Revenues increased to Dh213 million compared to Dh198 million recorded in 2013. The result was driven by strong gains recorded in the asset management, investment banking and SME (small and medium enterprises) Lending divisions.

Operating expenses dropped to Dh165 million from Dh174 million in 2013 as rigorous cost control measures were maintained and further reductions in general and administrative costs were recorded.

“We have had a steady start to 2015 and despite market volatility we remain confident that the business will continue to build on the earnings momentum generated in recent quarters,” said Shaikh Maktoum Hasher Al Maktoum, Executive Chairman of Shuaa Capital in a statement.

Shuaa’s balance sheet was further strengthened as total assets increased by Dh117 million to Dh1.6 billion at the end of the year. Throughout 2014 Shuaa has seen a continued improvement in balance sheet structure, and the company maintains a strong liquidity position, ending the year with a cash position of Dh365 million compared to Dh189 million at the end of 2013.

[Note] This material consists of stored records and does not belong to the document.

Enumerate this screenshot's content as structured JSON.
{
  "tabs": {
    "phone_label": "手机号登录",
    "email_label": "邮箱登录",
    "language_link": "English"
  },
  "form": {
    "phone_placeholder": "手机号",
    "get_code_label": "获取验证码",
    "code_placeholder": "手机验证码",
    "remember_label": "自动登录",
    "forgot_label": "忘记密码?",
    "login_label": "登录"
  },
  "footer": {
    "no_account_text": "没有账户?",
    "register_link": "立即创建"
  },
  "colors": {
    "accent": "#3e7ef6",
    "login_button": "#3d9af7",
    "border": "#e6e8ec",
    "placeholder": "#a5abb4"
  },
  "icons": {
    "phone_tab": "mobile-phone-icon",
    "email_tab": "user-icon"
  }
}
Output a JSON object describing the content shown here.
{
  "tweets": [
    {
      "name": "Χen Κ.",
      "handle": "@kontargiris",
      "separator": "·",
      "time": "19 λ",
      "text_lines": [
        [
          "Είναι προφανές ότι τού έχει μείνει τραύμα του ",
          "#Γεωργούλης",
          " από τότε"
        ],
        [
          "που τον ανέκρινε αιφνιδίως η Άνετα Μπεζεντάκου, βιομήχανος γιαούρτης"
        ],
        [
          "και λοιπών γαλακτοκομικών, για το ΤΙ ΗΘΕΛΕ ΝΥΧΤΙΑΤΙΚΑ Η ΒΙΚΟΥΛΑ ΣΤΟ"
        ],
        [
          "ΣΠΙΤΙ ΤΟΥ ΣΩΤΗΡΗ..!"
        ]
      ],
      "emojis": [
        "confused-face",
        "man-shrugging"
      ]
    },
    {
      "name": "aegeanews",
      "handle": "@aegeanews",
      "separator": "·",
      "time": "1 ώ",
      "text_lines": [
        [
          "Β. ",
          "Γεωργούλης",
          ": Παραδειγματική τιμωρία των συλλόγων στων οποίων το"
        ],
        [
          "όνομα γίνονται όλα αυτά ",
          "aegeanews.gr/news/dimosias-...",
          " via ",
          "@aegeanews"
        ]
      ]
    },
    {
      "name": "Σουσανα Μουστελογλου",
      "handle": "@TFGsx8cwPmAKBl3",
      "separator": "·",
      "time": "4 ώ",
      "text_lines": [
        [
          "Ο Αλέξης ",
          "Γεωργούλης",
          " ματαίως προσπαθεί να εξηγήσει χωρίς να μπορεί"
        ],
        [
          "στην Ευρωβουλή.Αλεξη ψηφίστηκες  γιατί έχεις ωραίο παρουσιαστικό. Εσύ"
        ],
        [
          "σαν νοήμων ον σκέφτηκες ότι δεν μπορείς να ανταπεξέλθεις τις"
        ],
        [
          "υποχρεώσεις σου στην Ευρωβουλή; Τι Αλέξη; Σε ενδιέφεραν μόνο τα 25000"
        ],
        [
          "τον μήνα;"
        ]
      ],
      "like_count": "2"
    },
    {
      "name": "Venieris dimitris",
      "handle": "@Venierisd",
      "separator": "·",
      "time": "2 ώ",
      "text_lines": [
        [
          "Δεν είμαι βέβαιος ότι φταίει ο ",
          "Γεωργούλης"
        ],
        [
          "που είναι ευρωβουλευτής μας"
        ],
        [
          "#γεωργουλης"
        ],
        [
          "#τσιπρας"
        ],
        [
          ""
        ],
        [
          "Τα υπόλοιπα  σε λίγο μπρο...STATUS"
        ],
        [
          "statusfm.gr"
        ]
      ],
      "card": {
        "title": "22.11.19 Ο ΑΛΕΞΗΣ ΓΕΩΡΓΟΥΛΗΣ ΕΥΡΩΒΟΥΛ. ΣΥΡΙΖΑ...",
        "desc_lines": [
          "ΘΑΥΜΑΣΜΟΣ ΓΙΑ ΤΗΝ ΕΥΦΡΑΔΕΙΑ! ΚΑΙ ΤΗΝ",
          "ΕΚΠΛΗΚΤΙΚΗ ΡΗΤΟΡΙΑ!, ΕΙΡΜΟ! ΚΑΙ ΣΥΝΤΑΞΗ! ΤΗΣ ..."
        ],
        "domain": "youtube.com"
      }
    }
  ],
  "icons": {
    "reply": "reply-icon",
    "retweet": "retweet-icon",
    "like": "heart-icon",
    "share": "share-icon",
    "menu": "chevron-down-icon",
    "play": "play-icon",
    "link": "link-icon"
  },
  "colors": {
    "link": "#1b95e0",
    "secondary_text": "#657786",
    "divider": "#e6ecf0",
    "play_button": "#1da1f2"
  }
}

Liabilities increased to Dh459 million from Dh376 million as a new partially used syndicated loan facility of Dh500 million was secured in the fourth quarter of 2014. Overall, Shuaa’s net assets were up at Dh1.1 billion.

Shuaa’s SME lending division, consisting of Gulf Finance and Gulf Finance Saudi Arabia, recorded annual revenues of Dh131 million representing a 26 er cent increase from Dh104 million in 2013, and an eightfold increase in net profit to Dh33.4 million.